[WIP] Add Latency predictor to EPP #1161

kaushikmitr · 2025-07-15T02:26:47Z

Summary

This PR wires a complete latency‑prediction workflow into the EPP, which we will need for SLO‑aware scheduling decisions and continuous online retraining of TTFT/TPOT pediction models. It introduces two new Python sidecars (prediction + training), a Go async client, and hooks at every stage of the request lifecycle—from startup flags through scheduling, streaming, and response—for both forecasting and recording real‑world latencies.

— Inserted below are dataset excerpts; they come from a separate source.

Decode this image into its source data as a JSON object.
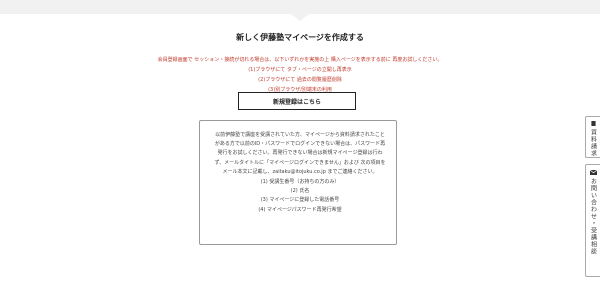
{
  "page": {
    "title": "新しく伊藤塾マイページを作成する"
  },
  "notice": {
    "lines": [
      "会員登録画面で セッション・接続が切れる場合は、以下いずれかを実施の上 購入ページを表示する前に 再度お試しください。",
      "(1)ブラウザにて タブ・ページの立開し再表示",
      "(2)ブラウザにて 過去の閲覧履歴削除",
      "(3)別ブラウザ/別端末の利用"
    ],
    "color": "#c0392b"
  },
  "register_button": {
    "label": "新規登録はこちら"
  },
  "info": {
    "paragraphs": [
      "以前伊藤塾で講座を受講されていた方、マイページから資料請求されたことがある方で以前のID・パスワードでログインできない場合は、パスワード再発行をお試しください。再発行できない場合は新規マイページ登録は行わず、メールタイトルに「マイページログインできません」および 次の項目をメール本文に記載し、zaitaku@itojuku.co.jp までご連絡ください。"
    ],
    "items": [
      "(1) 受講生番号（お持ちの方のみ）",
      "(2) 氏名",
      "(3) マイページに登録した電話番号",
      "(4) マイページパスワード再発行希望"
    ]
  },
  "side_tabs": {
    "brochure_label": "資料請求",
    "contact_label": "お問い合わせ・受講相談",
    "brochure_icon": "document-icon",
    "contact_icon": "mail-icon"
  }
}
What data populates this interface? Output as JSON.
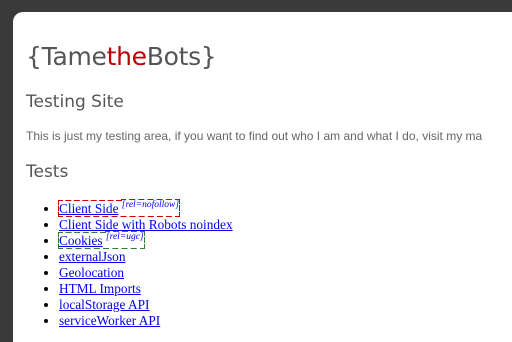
{
  "logo": {
    "open": "{Tame",
    "accent": "the",
    "close": "Bots}"
  },
  "headings": {
    "site": "Testing Site",
    "tests": "Tests"
  },
  "intro": "This is just my testing area, if you want to find out who I am and what I do, visit my ma",
  "tests": [
    {
      "label": "Client Side",
      "rel": "[rel=nofollow]"
    },
    {
      "label": "Client Side with Robots noindex"
    },
    {
      "label": "Cookies",
      "rel": "[rel=ugc]"
    },
    {
      "label": "externalJson"
    },
    {
      "label": "Geolocation"
    },
    {
      "label": "HTML Imports"
    },
    {
      "label": "localStorage API"
    },
    {
      "label": "serviceWorker API"
    }
  ],
  "colors": {
    "background": "#3a3a3a",
    "logo_accent": "#c00000",
    "link": "#0000ee",
    "nofollow_outline": "#d00000",
    "ugc_outline": "#2e7d32"
  }
}
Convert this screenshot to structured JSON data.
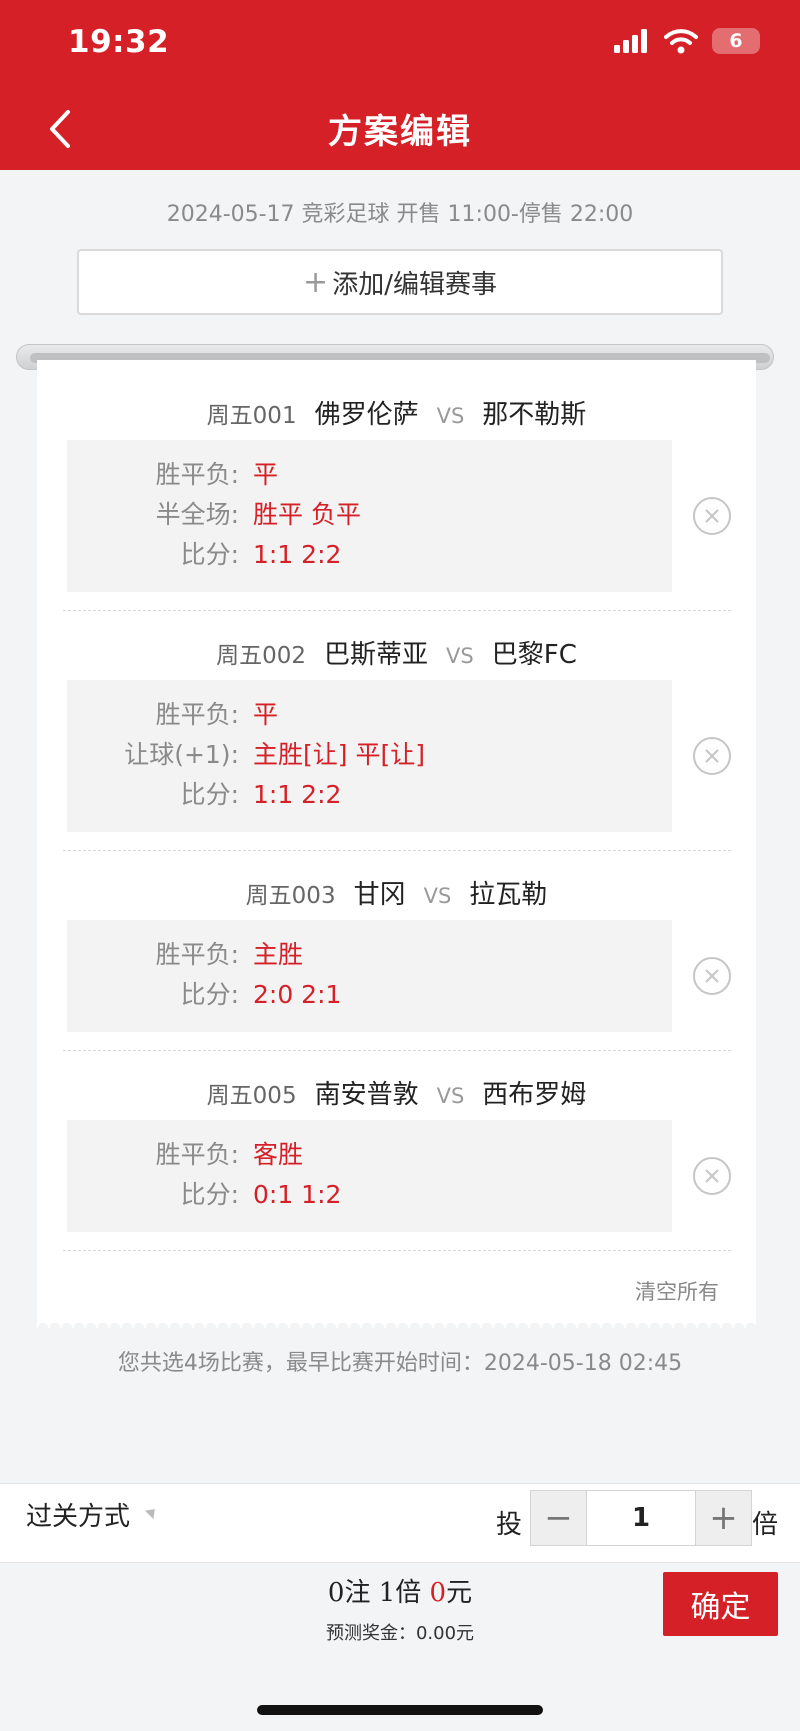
{
  "status_bar": {
    "time": "19:32",
    "battery": "6"
  },
  "header": {
    "title": "方案编辑"
  },
  "sale_info": "2024-05-17 竞彩足球 开售 11:00-停售 22:00",
  "add_button": {
    "plus": "+",
    "label": "添加/编辑赛事"
  },
  "matches": [
    {
      "num": "周五001",
      "home": "佛罗伦萨",
      "vs": "VS",
      "away": "那不勒斯",
      "picks": [
        {
          "label": "胜平负:",
          "value": "平"
        },
        {
          "label": "半全场:",
          "value": "胜平 负平"
        },
        {
          "label": "比分:",
          "value": "1:1 2:2"
        }
      ]
    },
    {
      "num": "周五002",
      "home": "巴斯蒂亚",
      "vs": "VS",
      "away": "巴黎FC",
      "picks": [
        {
          "label": "胜平负:",
          "value": "平"
        },
        {
          "label": "让球(+1):",
          "value": "主胜[让] 平[让]"
        },
        {
          "label": "比分:",
          "value": "1:1 2:2"
        }
      ]
    },
    {
      "num": "周五003",
      "home": "甘冈",
      "vs": "VS",
      "away": "拉瓦勒",
      "picks": [
        {
          "label": "胜平负:",
          "value": "主胜"
        },
        {
          "label": "比分:",
          "value": "2:0 2:1"
        }
      ]
    },
    {
      "num": "周五005",
      "home": "南安普敦",
      "vs": "VS",
      "away": "西布罗姆",
      "picks": [
        {
          "label": "胜平负:",
          "value": "客胜"
        },
        {
          "label": "比分:",
          "value": "0:1 1:2"
        }
      ]
    }
  ],
  "clear_all": "清空所有",
  "summary": "您共选4场比赛，最早比赛开始时间：2024-05-18 02:45",
  "bet_bar": {
    "pass_mode": "过关方式",
    "tou": "投",
    "minus": "−",
    "multiplier": "1",
    "plus": "+",
    "bei": "倍"
  },
  "footer": {
    "bets": "0",
    "bets_unit": "注",
    "multiple": "1",
    "multiple_unit": "倍",
    "amount": "0",
    "amount_unit": "元",
    "prize_label": "预测奖金：",
    "prize_value": "0.00元",
    "confirm": "确定"
  },
  "colors": {
    "brand_red": "#d42026"
  }
}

It also updates the EPP deployment manifest to include these sidecars.

What’s Added

Latency‑Predictor Sidecars (latencypredictor-v1/)
- prediction_server.py
  - FastAPI service exposing /predict, /status, /reload
  - Loads/scales XGBoost or Bayesian Ridge models, returns point estimates + uncertainty bounds
  - Background ModelSyncer for pulling new artifacts from the training service
- training_server.py
  - FastAPI service exposing /sample, /model/{name}/download, /model/{name}/info, /status
  - Ingests observed TTFT/TPOT samples into bounded deques
  - Periodically retrains models (Bayesian Ridge or XGBoost), evaluates on held‑out data, publishes updated artifacts
Go Async Client (pkg/epp/latencypredictorasync/latencypredictor_async.go)
- Buffers and bulk‑flushes training samples to the training sidecar
- Load‑balances and issues /predict requests for scheduling and streaming hooks
- Periodically refreshes model metadata and raw metrics
- Exposes Predict(ctx, req) and AddTrainingDataBulk(entries) interfaces
EPP Deployment Manifest (config/manifests/inferencepool-resources-lp.yaml)
- Defines the EPP Deployment with both the prediction and training sidecar containers alongside the main gateway container
- Configures container images, health‑checks, volumes, and environment variables for the latency‑predictor services
- Lives in config/manifests/inferencepool-resources-lp.yaml for operator reference

What’s Changed

EPP Bootstrap & Server Runner
- cmd/epp/runner/runner.go
  - New --enable-latency-predictor flag / ENV var
  - Initializes predictor client & registers its background flush/refresh loop
  - Injects predictor into requestcontrol.NewDirectorWithConfig and ExtProcServerRunner
- pkg/epp/server/runserver.go
  - Extended ExtProcServerRunner struct to carry the LatencyPredictor interface
Director & Request Flow
- director.go & latencypredictor_helper.go
  - At scheduling time: call predictor with pod metrics + request features, store PredictedTTFTForScheduling and PredictedTPOTForScheduling on ReqCtx
  - At response time: in HandleResponseHeaders/HandleResponseBodyChunk, record actual TTFT/TPOT samples, send them to training, and issue further mid‑stream predictions
- pkg/epp/handlers/server.go
  - Expanded RequestContext with fields for actual vs. predicted TTFT/TPOT, sampling state, and timestamps
  - Emits Prometheus metrics for both observed and forecasted latencies on request completion
- pkg/epp/handlers/response.go
  - Augments streaming SSE payloads with six new fields:
    ttft_ms, predicted_ttft_ms, tpot_observations_ms, predicted_tpot_observations_ms, avg_tpot_ms, avg_predicted_tpot_ms
Scheduler Enhancements
- scheduler.go
  - SchedulingResult now returns all ProfileResult entries (not just the single best)
  - This is to surface the “prefix cache score” on each profile so predictor logic and future heuristics can use raw prefix cache scores and other scheduler traces

Observability & Metrics

Prometheus histograms for prediction‑service call latency and error rates
Counters/gauges for sample ingestion, model‑retrain cycles, and model freshness
End‑to‑end metrics comparing actual vs. predicted TTFT/TPOT

netlify · 2025-07-15T02:26:53Z

✅ Deploy Preview for gateway-api-inference-extension ready!

Name	Link
🔨 Latest commit	`a618d85`
🔍 Latest deploy log	https://app.netlify.com/projects/gateway-api-inference-extension/deploys/687c629195bab600087d3681
😎 Deploy Preview	https://deploy-preview-1161--gateway-api-inference-extension.netlify.app
📱 Preview on mobile	Toggle QR Code... Use your smartphone camera to open QR code link.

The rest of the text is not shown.